C’est pourquoi, dans un tel contexte où l’argent public québécois est sollicité comme jamais pour répondre à toutes sortes de crises, la nouvelle voulant que Québec soit appelé à réinvestir dans le programme de l’A220 d’Airbus peut susciter la furie de nombreux contribuables.

On le sait, l’investissement de 1,3 milliard que Québec a fait à l’époque dans le programme de la C Series de Bombardier a été ramené à une valeur de zéro dans les livres comptables du gouvernement.

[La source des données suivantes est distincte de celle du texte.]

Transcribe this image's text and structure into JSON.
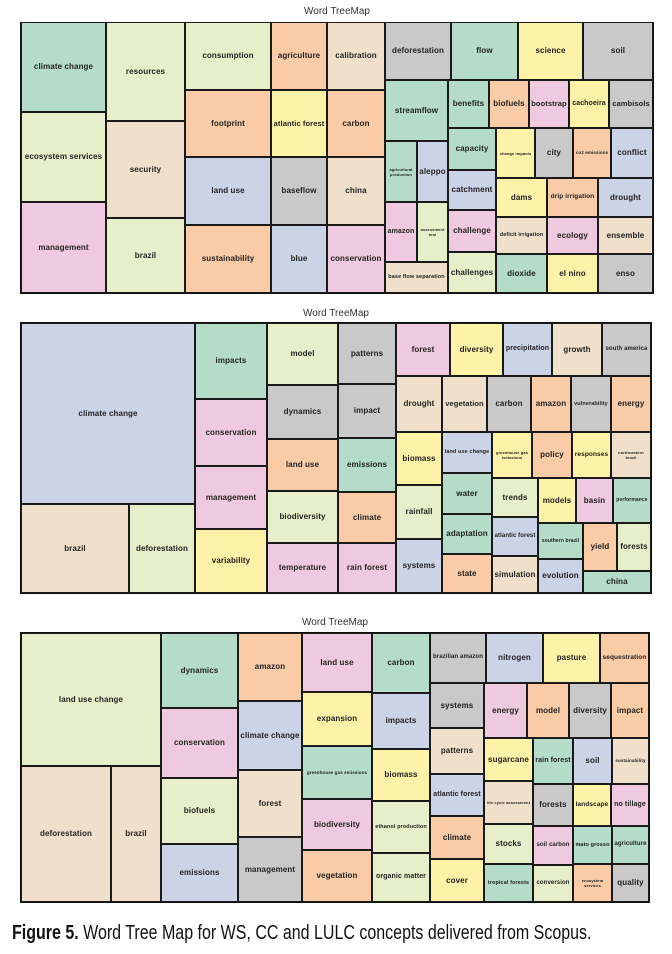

Malgré le succès commercial de l’A220 et le carnet de commandes de quelque 500 avions à livrer, on ne prévoit pas que la Société en commandite Airbus Canada devienne rentable avant 2025.

Le hic, c’est que l’entente qui lie le gouvernement à Airbus prévoit le rachat des parts de Québec par Airbus en 2026, alors que la valorisation de l’entreprise ne sera encore que balbutiante. On ne pourra alors récupérer qu’une infime fraction des 1,3 milliard investis.

Airbus veut justement réinvestir dans le programme A220 afin d’augmenter la cadence de production des appareils et de réduire ses coûts pour franchir plus rapidement le seuil de rentabilité et générer enfin des profits.

En réinvestissant dans la Société en commandite Airbus Canada, Québec peut renégocier la date du rachat de ses parts dans le programme et espérer récolter un bien meilleur prix pour sa participation de 25 % en décalant la vente de celle-ci de plusieurs années. On parle ici davantage d’un investissement produisant un retour plus grand que celui attendu que d’une dépense sèche et nette.

Contrairement à d’autres grands acteurs de l’industrie aéronautique, comme Boeing, qui ne voient pas d’un bon œil la présence d’entités étatiques au sein de leur actionnariat, Airbus ne dédaigne pas la participation des gouvernements à son capital.

Les gouvernements français et allemand ont respectivement 11 % des actions d’Airbus, alors que l’Espagne complète le groupe d’actionnaires gouvernementaux avec une participation de près de 5 %. L’argent ne règle pas tout, mais il peut réduire l’ampleur d’une perte annoncée et ultimement servir alors le bien commun.